According to an annual report published on October 18, 2023, members of the Net Zero Asset Owner Alliance (NZAOA) have stepped up their commitments by setting new intermediate targets in four key areas, i.e., sub-portfolio targets, sector targets, engagement targets and climate solution investment targets. NZAOA is a UN-convened initiative of institutional investors committed to transitioning their investment portfolios to net-zero greenhouse gas emissions by 2050.
As members increased their target-setting ambitions, they also saw absolute financed greenhouse gas emissions drop 3.5% to 213.4 million tons of carbon dioxide equivalent (tCO2e) in 2022, from 221.2 million tCO2e in 2021, the NZAOA said in the report. It also urges government policymakers to ramp up the reform of finance and investment policies to support the net-zero transition.
According to the report, of NZAOA’s 86 members with $9.5 trillion assets under management (AuM), 69 members with $8.4 trillion AuM set intermediate climate targets, up from 44 members with $7.1 trillion in AuM in 2022. The intermediate climate targets are in line with the third edition of NZAOA’s Target-Setting Protocol, issued earlier this year, which we discussed in February.
To comply with the Target-Setting Protocol, members must set a target on three out of four target types: 1) sub-portfolio targets (corporate debt, listed equity, and directly-held real estate); 2) sector targets (oil and gas, utilities, cement and steel, shipping, light and heavy duty, and aviation); 3) engagement targets (eight key performance indicators); and 4) climate solution investment targets (including corporate bonds, listed equity, real estate, sovereigns and agency bonds, private assets, and infrastructure).
A total of 67 members set sub-portfolio targets; nine members set sector targets; all 69 members set engagement targets as required by the Target-Setting Protocol; and 68 members set climate solution investment targets, dedicating a total of $380.6 billion to investments in 2023. Eight members reporting on their targets in 2023 went above and beyond the Target-Setting Protocol’s “three out of four targets” requirement.
Finally, the report also calls on government policymakers to support asset owners by taking the following actions as soon as possible:
- Scale up reforms of finance and investment policy frameworks to enable and attract private capital and create investable business models that are aligned with Paris Agreement goals.
- Implement overarching policies that integrate transition planning across all government entities.
- Continue to reform current multilateral financial architecture and prioritize the mobilization and alignment of private finance towards “billions to trillions.”
- Enable the transition towards net zero through accelerating the implementation of holistic, long-term domestic policies.
Taking the Temperature: The NZAOA report reflects the importance of investor engagement and influence in connection with climate change and sustainability, driven in part by investor coalitions, as evidenced by investor engagements in a variety of situations which we have discussed, including here, here, here, and here.
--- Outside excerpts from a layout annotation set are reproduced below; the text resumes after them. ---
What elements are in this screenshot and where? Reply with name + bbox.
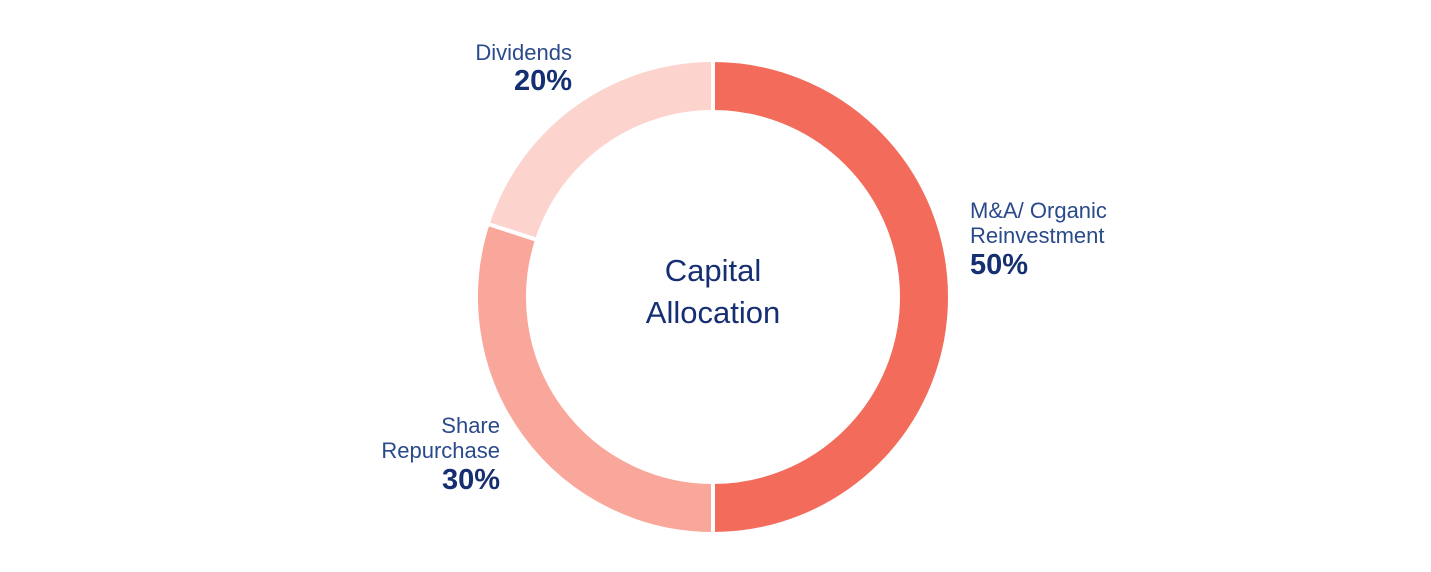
label-ma-name-1: M&A/ Organic bbox=[970, 198, 1107, 223]
label-share-name-1: Share bbox=[441, 413, 500, 438]
chart-title: Capital Allocation bbox=[563, 250, 863, 334]
label-ma-name-2: Reinvestment bbox=[970, 223, 1105, 249]
title-line-2: Allocation bbox=[645, 295, 781, 330]
label-share-pct: 30% bbox=[441, 463, 500, 496]
label-share-name-2: Repurchase bbox=[381, 438, 500, 464]
label-share-repurchase: Share Repurchase 30% bbox=[300, 413, 500, 497]
label-dividends-pct: 20% bbox=[513, 65, 572, 98]
donut-segment bbox=[711, 57, 952, 537]
label-dividends: Dividends 20% bbox=[372, 40, 572, 99]
label-dividends-name: Dividends bbox=[475, 40, 572, 65]
label-ma-pct: 50% bbox=[970, 248, 1029, 281]
donut-segment bbox=[485, 57, 715, 243]
label-ma: M&A/ Organic Reinvestment 50% bbox=[970, 198, 1107, 282]
title-line-1: Capital bbox=[664, 253, 762, 288]
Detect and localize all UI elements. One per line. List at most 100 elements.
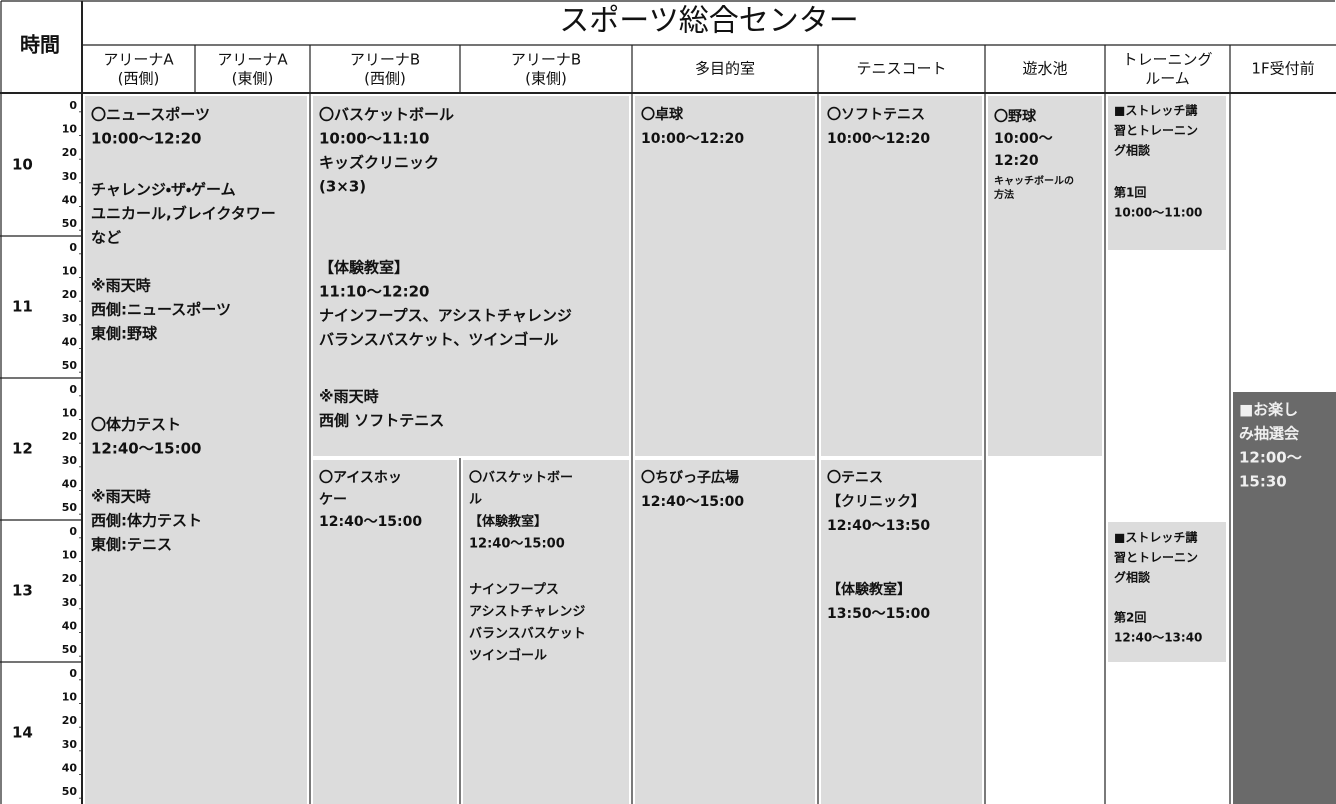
column-header: 多目的室	[695, 60, 755, 78]
block-text: アシストチャレンジ	[469, 605, 585, 620]
minute-label: 30	[62, 738, 78, 751]
block-text: 12:40〜15:00	[319, 514, 422, 530]
column-header: アリーナB	[350, 51, 420, 69]
block-text: 〇バスケットボー	[469, 470, 573, 486]
block-text: 〇ニュースポーツ	[91, 106, 210, 124]
block-text: 東側:野球	[91, 325, 158, 343]
block-text: 【体験教室】	[469, 514, 547, 530]
schedule-block	[85, 96, 307, 804]
minute-label: 10	[62, 265, 78, 278]
block-text: 〇テニス	[827, 469, 883, 486]
hour-label: 14	[12, 724, 33, 742]
block-text: ※雨天時	[91, 488, 151, 506]
column-header: (東側)	[525, 70, 567, 88]
block-text: 10:00〜12:20	[827, 131, 930, 147]
minute-label: 40	[62, 762, 78, 775]
block-text: 〇バスケットボール	[319, 106, 454, 124]
block-text: 12:40〜15:00	[641, 494, 744, 510]
minute-label: 40	[62, 336, 78, 349]
minute-label: 0	[69, 241, 77, 254]
block-text: 〇アイスホッ	[319, 469, 402, 486]
hour-label: 12	[12, 440, 33, 458]
block-text: バランスバスケット、ツインゴール	[319, 331, 558, 349]
block-text: 12:40〜15:00	[469, 537, 565, 552]
minute-label: 20	[62, 430, 78, 443]
block-text: 12:40〜13:40	[1114, 631, 1202, 645]
block-text: 方法	[994, 188, 1014, 201]
minute-label: 0	[69, 99, 77, 112]
schedule-block	[463, 460, 629, 804]
block-text: 〇卓球	[641, 106, 684, 123]
block-text: 第1回	[1113, 185, 1146, 200]
block-text: チャレンジ・ザ・ゲーム	[91, 181, 236, 199]
block-text: (3×3)	[319, 178, 366, 196]
block-text: ナインフープス	[469, 583, 559, 598]
minute-label: 30	[62, 596, 78, 609]
column-header: アリーナA	[217, 51, 288, 69]
block-text: 〇野球	[994, 108, 1037, 125]
block-text: 10:00〜	[994, 131, 1053, 147]
minute-label: 10	[62, 407, 78, 420]
block-text: キッズクリニック	[319, 154, 439, 172]
minute-label: 50	[62, 643, 78, 656]
minute-label: 20	[62, 288, 78, 301]
minute-label: 40	[62, 478, 78, 491]
minute-label: 0	[69, 667, 77, 680]
block-text: 12:20	[994, 153, 1039, 169]
minute-label: 10	[62, 691, 78, 704]
hour-label: 11	[12, 298, 33, 316]
block-text: 10:00〜12:20	[641, 131, 744, 147]
block-text: ※雨天時	[91, 277, 151, 295]
texts: アリーナA(西側)アリーナA(東側)アリーナB(西側)アリーナB(東側)多目的室…	[12, 51, 1315, 799]
minute-label: 20	[62, 572, 78, 585]
block-text: 10:00〜11:10	[319, 130, 430, 148]
column-header: (西側)	[118, 70, 160, 88]
block-text: 西側:ニュースポーツ	[91, 301, 231, 319]
block-text: グ相談	[1114, 143, 1150, 158]
minute-label: 30	[62, 454, 78, 467]
block-text: 習とトレーニン	[1114, 124, 1198, 138]
schedule-block	[635, 460, 815, 804]
hour-label: 13	[12, 582, 33, 600]
schedule-block	[821, 460, 982, 804]
minute-label: 50	[62, 501, 78, 514]
minute-label: 20	[62, 146, 78, 159]
schedule-block	[988, 96, 1102, 456]
minute-label: 40	[62, 620, 78, 633]
minute-label: 10	[62, 123, 78, 136]
block-text: キャッチボールの	[994, 174, 1074, 187]
block-text: ツインゴール	[469, 648, 547, 664]
block-text: 12:40〜13:50	[827, 518, 930, 534]
column-header: ルーム	[1145, 70, 1190, 88]
block-text: ル	[469, 493, 482, 508]
block-text: ※雨天時	[319, 388, 379, 406]
title: スポーツ総合センター	[559, 4, 858, 39]
block-text: 15:30	[1239, 473, 1287, 491]
block-text: 【体験教室】	[827, 581, 911, 598]
schedule-block	[1108, 522, 1226, 662]
time-label: 時間	[20, 33, 60, 57]
block-text: 10:00〜11:00	[1114, 206, 1202, 220]
block-text: 習とトレーニン	[1114, 551, 1198, 565]
minute-label: 30	[62, 312, 78, 325]
schedule-block	[313, 96, 629, 456]
block-text: 東側:テニス	[91, 536, 172, 554]
block-text: 13:50〜15:00	[827, 606, 930, 622]
block-text: 【クリニック】	[827, 494, 925, 510]
minute-label: 50	[62, 217, 78, 230]
minute-label: 50	[62, 785, 78, 798]
block-text: グ相談	[1114, 570, 1150, 585]
column-header: (東側)	[232, 70, 274, 88]
block-text: 〇ソフトテニス	[827, 106, 925, 123]
column-header: アリーナA	[103, 51, 174, 69]
minute-label: 40	[62, 194, 78, 207]
minute-label: 30	[62, 170, 78, 183]
minute-label: 20	[62, 714, 78, 727]
block-text: ケー	[319, 492, 347, 508]
schedule-block	[635, 96, 815, 456]
block-text: 【体験教室】	[319, 259, 409, 277]
column-header: テニスコート	[856, 60, 946, 78]
blocks	[85, 96, 1336, 804]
In the United States, the U.S. Treasury in September published guidance for private sector financial institutions that have made net-zero commitments. And in the UK, as we reported, the Financial Conduct Authority in June launched a consultation aimed at developing a voluntary vote-reporting template for asset managers.
While the report notes an increase in NZAOA membership, from 74 to 86 members in 12 months, as well as the increased commitment to net-zero targets and a decrease in financed greenhouse gas (GHG) emissions, headwinds remain, particularly in the U.S., as financial industry participants navigate the politicization of ESG. We have reported, for instance, that in the U.S. overall support for climate-related shareholder resolutions declined in 2023 and there have been certain high profile withdrawals from net-zero industry alliances, such as Vanguard’s withdrawal from the Net Zero Asset Managers initiative, and the withdrawal of Munich Re, Zurich and Hannover Re from the Net-Zero Insurance Alliance.